The G20 finance ministers and central bank governors, meeting in Buenos Aires, Argentina, from 21 to 22 July, reaffirmed their determination to reach a multilateral agreement on the taxation of the digital economy. Ministers also agreed that crypto-assets could be used for tax evasion, approved a document containing tax policy recommendations . . . . The pandemic has made it more difficult for the OECD to reach an international agreement on the taxation of the digital economy, because nations have had to urgently focus their attention on public health and immediate economic issues. “Now all we have to do is agree on the consensus and look at the technical possibilities to make it an agreement.” In a report to G20 finance ministers prepared for the meeting, the OECD secretariat warned that if a comprehensive tax agreement is not reached, the likely outcome will be an increase in unilateral tax measures and trade disputes. “While we welcome the G20, which tells us that they hope to reach an agreement by the end of the year,” pascal Saint-Amans, director of the OECD`s Centre for Policy and Tax Management, said in a webcast of the OECD`s tax talks on 22 July, “we must recognize that there are a number of outstanding issues.” The path to a final agreement remains difficult, as there is disagreement over a common definition of a digital enterprise and the distribution of tax administrations between different countries. Meanwhile, some nations have introduced their own unilateral taxes on digital services (DST) and have generally promised to abolish the tax if the OECD, a 37-country organisation, is able to conclude a multinational agreement on the inclusive framework. The EU has also indicated that it could act alone if OECD efforts to reach an agreement on the taxation of the digitised economy fail. In order to provide their tax administrations with instruments to combat corporate tax evasion through transfer pricing, officials from 7 other countries have signed an agreement in which the parameters of the automatic exchange of transnational reports on large ones . .

G20 finance ministers have called for the project to be finalised by October, when they are due to meet, as they hope to reach an agreement on taxation of the digital economy by the end of 2020. However, the deadline could be extended. The heads of state and government of the world`s 20 largest economies have once again pledged to work on a political agreement on revised rules on the taxation of multinationals` incomes.

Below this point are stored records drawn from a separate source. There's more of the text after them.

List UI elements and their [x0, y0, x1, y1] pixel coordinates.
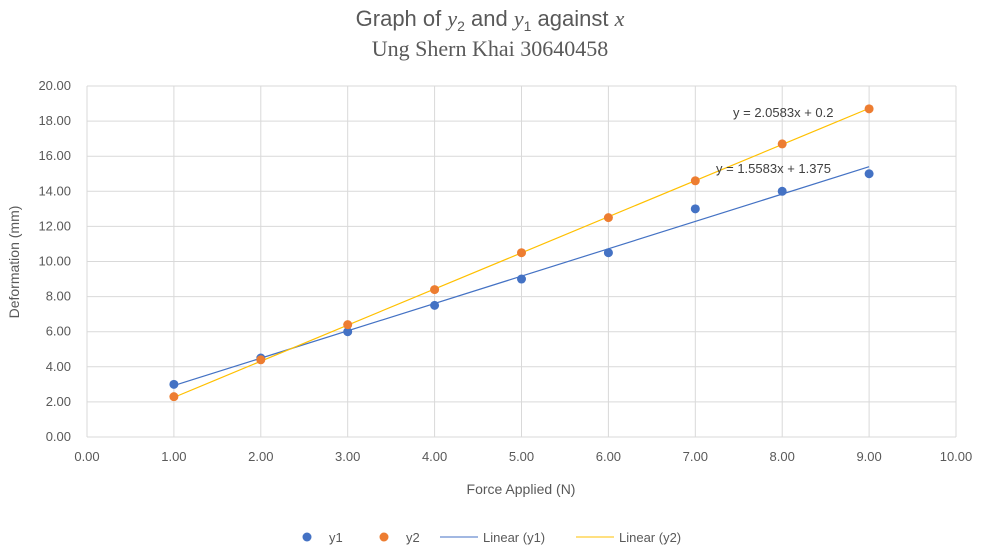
x-axis-label: Force Applied (N) [467, 481, 576, 497]
x-tick-label: 3.00 [335, 449, 360, 464]
y-tick-label: 16.00 [38, 148, 71, 163]
legend-marker-y1 [302, 532, 312, 542]
point-y1 [169, 379, 179, 389]
y-tick-label: 12.00 [38, 218, 71, 233]
point-y2 [603, 213, 613, 223]
legend-label-y1: y1 [329, 530, 343, 545]
y-tick-label: 2.00 [46, 394, 71, 409]
point-y2 [169, 392, 179, 402]
point-y2 [864, 104, 874, 114]
legend-marker-y2 [379, 532, 389, 542]
y-tick-label: 10.00 [38, 254, 71, 269]
trendline-equation-y1: y = 1.5583x + 1.375 [716, 161, 831, 176]
trendline-equation-y2: y = 2.0583x + 0.2 [733, 105, 833, 120]
point-y2 [256, 355, 266, 365]
point-y1 [777, 186, 787, 196]
point-y1 [517, 274, 526, 284]
x-tick-label: 6.00 [596, 449, 621, 464]
point-y1 [430, 300, 440, 310]
point-y2 [517, 248, 526, 258]
y-tick-label: 18.00 [38, 113, 71, 128]
y-tick-label: 14.00 [38, 183, 71, 198]
point-y1 [343, 327, 353, 337]
legend: y1 y2 Linear (y1) Linear (y2) [302, 530, 681, 545]
y-axis-label: Deformation (mm) [6, 206, 22, 319]
x-tick-label: 10.00 [940, 449, 973, 464]
gridlines [86, 85, 957, 438]
point-y1 [690, 204, 700, 214]
legend-label-linear-y1: Linear (y1) [483, 530, 545, 545]
chart-title: Graph of y2 and y1 against x [356, 6, 625, 34]
x-tick-label: 1.00 [161, 449, 186, 464]
x-tick-label: 9.00 [856, 449, 881, 464]
y-tick-label: 8.00 [46, 289, 71, 304]
point-y2 [343, 320, 353, 330]
y-tick-label: 4.00 [46, 359, 71, 374]
x-tick-label: 5.00 [509, 449, 534, 464]
x-tick-label: 8.00 [770, 449, 795, 464]
legend-label-y2: y2 [406, 530, 420, 545]
legend-label-linear-y2: Linear (y2) [619, 530, 681, 545]
x-tick-label: 2.00 [248, 449, 273, 464]
point-y1 [864, 169, 874, 179]
tick-labels: 0.00 1.00 2.00 3.00 4.00 5.00 6.00 7.00 8.00 9.00… [38, 78, 972, 464]
point-y2 [690, 176, 700, 186]
y-tick-label: 6.00 [46, 324, 71, 339]
point-y2 [777, 139, 787, 149]
x-tick-label: 7.00 [683, 449, 708, 464]
chart-subtitle: Ung Shern Khai 30640458 [372, 36, 608, 61]
x-tick-label: 4.00 [422, 449, 447, 464]
y-tick-label: 20.00 [38, 78, 71, 93]
point-y1 [603, 248, 613, 258]
x-tick-label: 0.00 [74, 449, 99, 464]
point-y2 [430, 285, 440, 295]
y-tick-label: 0.00 [46, 429, 71, 444]
data-points [169, 104, 874, 402]
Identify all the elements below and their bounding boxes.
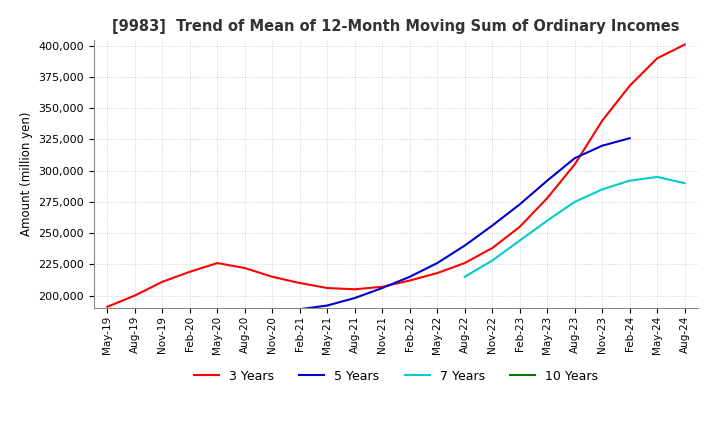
3 Years: [103, 304, 112, 309]
3 Years: [653, 56, 662, 61]
3 Years: [460, 260, 469, 266]
5 Years: [351, 295, 359, 301]
3 Years: [213, 260, 222, 266]
3 Years: [626, 83, 634, 88]
5 Years: [488, 223, 497, 228]
5 Years: [460, 243, 469, 248]
Y-axis label: Amount (million yen): Amount (million yen): [19, 112, 32, 236]
7 Years: [516, 238, 524, 243]
5 Years: [626, 136, 634, 141]
5 Years: [543, 178, 552, 183]
3 Years: [130, 293, 139, 298]
3 Years: [268, 274, 276, 279]
Title: [9983]  Trend of Mean of 12-Month Moving Sum of Ordinary Incomes: [9983] Trend of Mean of 12-Month Moving …: [112, 19, 680, 34]
7 Years: [653, 174, 662, 180]
5 Years: [323, 303, 332, 308]
3 Years: [516, 224, 524, 230]
3 Years: [488, 246, 497, 251]
3 Years: [240, 265, 249, 271]
Legend: 3 Years, 5 Years, 7 Years, 10 Years: 3 Years, 5 Years, 7 Years, 10 Years: [189, 365, 603, 388]
3 Years: [351, 286, 359, 292]
5 Years: [240, 310, 249, 315]
5 Years: [186, 310, 194, 315]
Line: 5 Years: 5 Years: [190, 138, 630, 313]
7 Years: [488, 258, 497, 263]
5 Years: [516, 202, 524, 207]
3 Years: [186, 269, 194, 275]
5 Years: [268, 309, 276, 315]
7 Years: [598, 187, 606, 192]
3 Years: [570, 162, 579, 167]
5 Years: [433, 260, 441, 266]
3 Years: [295, 280, 304, 286]
5 Years: [570, 156, 579, 161]
5 Years: [295, 307, 304, 312]
3 Years: [158, 279, 166, 284]
7 Years: [680, 180, 689, 186]
7 Years: [626, 178, 634, 183]
5 Years: [598, 143, 606, 148]
Line: 7 Years: 7 Years: [464, 177, 685, 277]
5 Years: [378, 286, 387, 291]
3 Years: [543, 195, 552, 201]
3 Years: [680, 42, 689, 47]
3 Years: [433, 271, 441, 276]
Line: 3 Years: 3 Years: [107, 44, 685, 307]
5 Years: [405, 274, 414, 279]
5 Years: [213, 310, 222, 315]
7 Years: [570, 199, 579, 205]
7 Years: [543, 218, 552, 223]
3 Years: [323, 286, 332, 291]
3 Years: [405, 278, 414, 283]
3 Years: [378, 284, 387, 290]
7 Years: [460, 274, 469, 279]
3 Years: [598, 118, 606, 123]
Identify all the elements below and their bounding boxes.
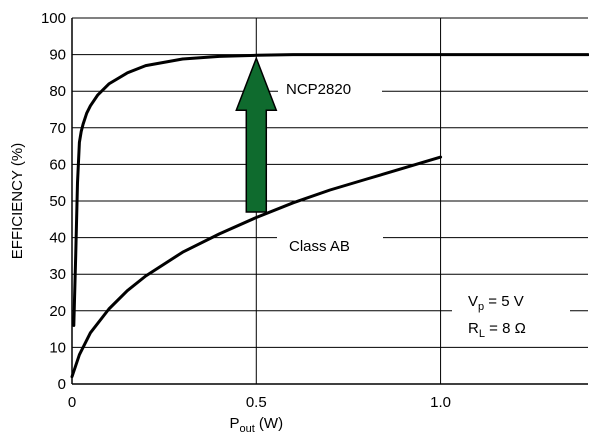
load-resistance-label: RL = 8 Ω xyxy=(468,320,526,340)
supply-voltage-label: Vp = 5 V xyxy=(468,293,524,313)
series-lines xyxy=(70,53,589,379)
y-tick-label: 40 xyxy=(49,230,66,247)
y-tick-label: 50 xyxy=(49,193,66,210)
series-line-class-ab xyxy=(70,155,443,379)
series-line-ncp2820 xyxy=(72,53,589,327)
y-tick-label: 90 xyxy=(49,47,66,64)
y-tick-label: 70 xyxy=(49,120,66,137)
y-tick-label: 60 xyxy=(49,156,66,173)
x-axis-title: Pout (W) xyxy=(229,415,283,435)
green-arrow xyxy=(235,56,278,213)
y-tick-label: 10 xyxy=(49,339,66,356)
y-tick-label: 0 xyxy=(58,376,66,393)
y-tick-label: 80 xyxy=(49,83,66,100)
plot-frame xyxy=(71,18,588,385)
y-tick-label: 20 xyxy=(49,303,66,320)
y-axis-title: EFFICIENCY (%) xyxy=(9,143,26,259)
y-tick-labels: 0 10 20 30 40 50 60 70 80 90 100 xyxy=(41,10,66,393)
x-tick-labels: 0 0.5 1.0 xyxy=(68,394,451,411)
ncp2820-label-background xyxy=(278,77,382,101)
y-tick-label: 30 xyxy=(49,266,66,283)
x-tick-label: 0.5 xyxy=(246,394,267,411)
x-tick-label: 1.0 xyxy=(430,394,451,411)
class-ab-label: Class AB xyxy=(289,238,350,255)
ncp2820-label: NCP2820 xyxy=(286,81,351,98)
class-ab-label-background xyxy=(277,232,383,258)
conditions-label-background xyxy=(452,288,570,344)
improvement-arrow xyxy=(235,56,278,213)
y-tick-label: 100 xyxy=(41,10,66,27)
x-tick-label: 0 xyxy=(68,394,76,411)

The Heads of State and Government agreed to a revised deadline until mid-2021. The EU has also hinted that it may act. “There is no doubt,” said Ursula von der Leyen, President of the European Commission, last month, “if an [IF] agreement falls short of a fair tax system that allows long-term sustainable incomes, Europe will present a proposal early next year.” Although no comprehensive tax treaty has yet been concluded, Pascal Saint-Amans, director of the OECD`s Centre for Policy and Tax Management, said in a webcast of 12 October that the situation should be seen as a half-full glass. He stressed that the IF had made considerable progress in consensus and that there was a solid basis for a future agreement. In the midst of uncertainty, the Organisation for Economic Co-operation and Development is continuing its work on a proposed international agreement to address the fiscal challenges of the digital economy. The OECD today asked global companies to evaluate the Mutual Agreement Procedure (MAP) for the settlement of tax disputes in Austria, France, Germany and Italy.